Performance analysis of phase change material (PCM) integrated conical cavity receiver in solar parabolic dish collector

Abstract

The increasing global demand for sustainable energy has driven advancements in solar thermal technologies, particularly in solar parabolic dish collectors (PDCs). The performance of a PDC depends on the absorption of solar irradiance and heat loss through the receiver. Furthermore, to address the problems of solar intermittency and lack of irradiance after sunset requires thermal energy storage. Consequently, an appropriate design of the receiver is necessary for maximizing the performance of the PDC. This study investigated the incorporation of phase change materials (PCMs) into conical cavity receivers to enhance the thermal energy storage and efficiency of PDCs. To examine this, a comparative experimental analysis was conducted on a PCM-filled conical receiver and a conventional cylindrical receiver under identical operating conditions. The methodology involved measuring key performance metrics, such as the thermal efficiency, exergy efficiency, Nusselt number, and heat transfer coefficients, across varying flow rates of the heat transfer fluid.

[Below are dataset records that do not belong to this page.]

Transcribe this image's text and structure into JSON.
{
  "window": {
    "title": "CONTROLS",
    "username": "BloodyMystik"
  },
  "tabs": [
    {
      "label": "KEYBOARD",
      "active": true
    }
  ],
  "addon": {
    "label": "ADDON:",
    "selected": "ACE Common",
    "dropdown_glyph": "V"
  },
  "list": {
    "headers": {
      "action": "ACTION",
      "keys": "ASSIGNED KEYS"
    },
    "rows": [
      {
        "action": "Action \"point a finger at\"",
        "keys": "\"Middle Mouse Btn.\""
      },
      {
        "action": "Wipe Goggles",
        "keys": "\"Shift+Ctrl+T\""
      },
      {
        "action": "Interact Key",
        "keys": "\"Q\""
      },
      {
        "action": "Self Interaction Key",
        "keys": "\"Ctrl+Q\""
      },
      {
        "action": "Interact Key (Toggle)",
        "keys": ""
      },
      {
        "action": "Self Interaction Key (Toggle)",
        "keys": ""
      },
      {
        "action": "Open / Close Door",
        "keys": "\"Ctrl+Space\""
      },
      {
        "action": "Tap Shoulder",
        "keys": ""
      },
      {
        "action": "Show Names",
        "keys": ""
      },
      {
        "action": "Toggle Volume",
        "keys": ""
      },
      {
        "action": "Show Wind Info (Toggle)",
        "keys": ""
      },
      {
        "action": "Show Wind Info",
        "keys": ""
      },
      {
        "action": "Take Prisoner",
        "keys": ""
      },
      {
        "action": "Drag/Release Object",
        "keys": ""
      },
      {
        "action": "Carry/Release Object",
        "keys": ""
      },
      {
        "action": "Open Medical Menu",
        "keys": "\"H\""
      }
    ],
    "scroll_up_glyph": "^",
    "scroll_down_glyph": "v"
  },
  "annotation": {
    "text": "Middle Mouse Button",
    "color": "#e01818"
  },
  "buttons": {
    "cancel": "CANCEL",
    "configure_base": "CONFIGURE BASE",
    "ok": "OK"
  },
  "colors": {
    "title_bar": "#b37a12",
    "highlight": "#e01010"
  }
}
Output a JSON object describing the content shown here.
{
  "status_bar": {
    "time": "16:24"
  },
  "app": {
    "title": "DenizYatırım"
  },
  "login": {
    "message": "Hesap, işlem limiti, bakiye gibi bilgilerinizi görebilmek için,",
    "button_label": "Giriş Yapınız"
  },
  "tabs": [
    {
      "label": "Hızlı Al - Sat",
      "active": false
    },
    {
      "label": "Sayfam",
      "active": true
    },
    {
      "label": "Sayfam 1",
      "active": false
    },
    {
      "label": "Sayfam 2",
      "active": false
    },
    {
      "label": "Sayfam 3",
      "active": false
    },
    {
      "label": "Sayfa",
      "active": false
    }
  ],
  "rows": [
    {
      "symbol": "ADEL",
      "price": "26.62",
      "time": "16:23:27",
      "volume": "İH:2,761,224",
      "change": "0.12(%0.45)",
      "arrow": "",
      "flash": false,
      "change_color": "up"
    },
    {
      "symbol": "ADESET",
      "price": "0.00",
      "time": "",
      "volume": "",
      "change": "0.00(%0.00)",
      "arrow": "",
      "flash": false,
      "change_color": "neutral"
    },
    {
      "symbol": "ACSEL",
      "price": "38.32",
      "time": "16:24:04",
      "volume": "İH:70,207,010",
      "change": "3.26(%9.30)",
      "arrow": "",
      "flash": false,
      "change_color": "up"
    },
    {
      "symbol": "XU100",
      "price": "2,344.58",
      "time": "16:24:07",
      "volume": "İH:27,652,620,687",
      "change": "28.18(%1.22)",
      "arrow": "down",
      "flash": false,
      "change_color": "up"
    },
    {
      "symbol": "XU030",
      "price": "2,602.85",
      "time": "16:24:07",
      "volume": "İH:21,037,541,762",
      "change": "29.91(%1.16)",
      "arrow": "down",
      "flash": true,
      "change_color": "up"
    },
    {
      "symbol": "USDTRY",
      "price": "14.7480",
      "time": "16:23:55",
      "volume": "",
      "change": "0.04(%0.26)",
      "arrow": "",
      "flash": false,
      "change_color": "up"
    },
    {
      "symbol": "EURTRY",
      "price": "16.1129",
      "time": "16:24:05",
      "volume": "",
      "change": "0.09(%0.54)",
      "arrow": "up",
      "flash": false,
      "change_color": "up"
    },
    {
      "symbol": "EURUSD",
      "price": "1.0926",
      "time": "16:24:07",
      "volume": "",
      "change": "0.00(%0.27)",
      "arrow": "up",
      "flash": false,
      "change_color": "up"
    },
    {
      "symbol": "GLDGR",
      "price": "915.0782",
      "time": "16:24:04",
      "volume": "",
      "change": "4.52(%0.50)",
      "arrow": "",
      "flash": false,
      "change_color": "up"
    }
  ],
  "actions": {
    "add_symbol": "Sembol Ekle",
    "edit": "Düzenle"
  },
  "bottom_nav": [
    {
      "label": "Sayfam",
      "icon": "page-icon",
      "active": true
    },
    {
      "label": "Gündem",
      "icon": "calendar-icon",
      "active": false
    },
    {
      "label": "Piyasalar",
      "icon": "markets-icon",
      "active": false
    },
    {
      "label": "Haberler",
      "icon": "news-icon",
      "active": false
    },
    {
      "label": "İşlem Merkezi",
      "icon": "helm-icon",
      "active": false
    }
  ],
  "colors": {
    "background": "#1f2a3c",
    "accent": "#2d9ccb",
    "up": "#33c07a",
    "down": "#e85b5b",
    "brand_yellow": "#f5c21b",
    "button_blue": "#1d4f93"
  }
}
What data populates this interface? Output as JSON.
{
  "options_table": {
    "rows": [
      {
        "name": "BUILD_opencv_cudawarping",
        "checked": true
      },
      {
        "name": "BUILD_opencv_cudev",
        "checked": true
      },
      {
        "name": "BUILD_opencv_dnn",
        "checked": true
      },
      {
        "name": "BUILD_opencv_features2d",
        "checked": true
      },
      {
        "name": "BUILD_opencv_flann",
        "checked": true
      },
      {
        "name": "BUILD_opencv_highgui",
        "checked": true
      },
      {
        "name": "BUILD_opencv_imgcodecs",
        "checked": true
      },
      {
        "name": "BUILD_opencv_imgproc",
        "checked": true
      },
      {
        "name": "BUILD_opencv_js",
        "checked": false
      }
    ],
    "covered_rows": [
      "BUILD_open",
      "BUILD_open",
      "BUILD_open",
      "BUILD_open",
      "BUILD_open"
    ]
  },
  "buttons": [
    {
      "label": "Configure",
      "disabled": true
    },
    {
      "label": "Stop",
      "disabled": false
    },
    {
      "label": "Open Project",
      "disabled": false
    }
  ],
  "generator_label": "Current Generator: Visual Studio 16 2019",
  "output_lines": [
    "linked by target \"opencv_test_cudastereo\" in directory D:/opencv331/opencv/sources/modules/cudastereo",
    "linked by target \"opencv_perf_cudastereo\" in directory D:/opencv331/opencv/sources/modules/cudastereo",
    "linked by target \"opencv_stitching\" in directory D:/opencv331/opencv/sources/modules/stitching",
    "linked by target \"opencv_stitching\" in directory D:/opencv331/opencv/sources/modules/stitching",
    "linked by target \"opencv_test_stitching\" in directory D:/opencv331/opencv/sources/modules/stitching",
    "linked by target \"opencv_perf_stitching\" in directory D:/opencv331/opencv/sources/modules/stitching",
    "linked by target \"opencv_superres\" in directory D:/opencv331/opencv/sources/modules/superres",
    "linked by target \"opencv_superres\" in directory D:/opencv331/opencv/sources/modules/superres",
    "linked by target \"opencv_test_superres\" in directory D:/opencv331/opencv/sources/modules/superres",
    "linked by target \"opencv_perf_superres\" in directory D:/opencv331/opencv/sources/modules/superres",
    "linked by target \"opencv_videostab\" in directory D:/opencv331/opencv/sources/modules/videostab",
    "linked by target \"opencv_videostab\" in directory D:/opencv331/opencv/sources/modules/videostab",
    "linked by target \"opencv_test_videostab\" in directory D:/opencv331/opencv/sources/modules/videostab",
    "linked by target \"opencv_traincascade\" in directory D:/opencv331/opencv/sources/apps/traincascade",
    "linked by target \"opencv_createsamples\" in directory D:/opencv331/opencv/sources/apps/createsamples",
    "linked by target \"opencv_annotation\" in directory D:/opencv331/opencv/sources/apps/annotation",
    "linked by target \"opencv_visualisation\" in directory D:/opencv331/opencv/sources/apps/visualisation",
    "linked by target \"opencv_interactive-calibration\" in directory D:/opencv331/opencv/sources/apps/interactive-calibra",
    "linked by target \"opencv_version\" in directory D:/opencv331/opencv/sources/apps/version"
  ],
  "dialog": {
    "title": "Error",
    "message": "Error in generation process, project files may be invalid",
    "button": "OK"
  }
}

The results demonstrated that the PCM-integrated conical receiver achieved a 42% increase in the thermal efficiency and a 31% improvement in the exergy efficiency compared to the cylindrical design. The capacity of the conical receiver for intercepting solar radiation and PCM integration contributed to superior heat transfer performance, particularly at higher flow rates, as evidenced by the elevated Nusselt numbers and convection heat transfer coefficients. These findings highlight the potential of PCM-integrated conical receivers for mitigating the challenges of intermittent solar irradiance and enhancing the reliability and sustainability of solar thermal systems.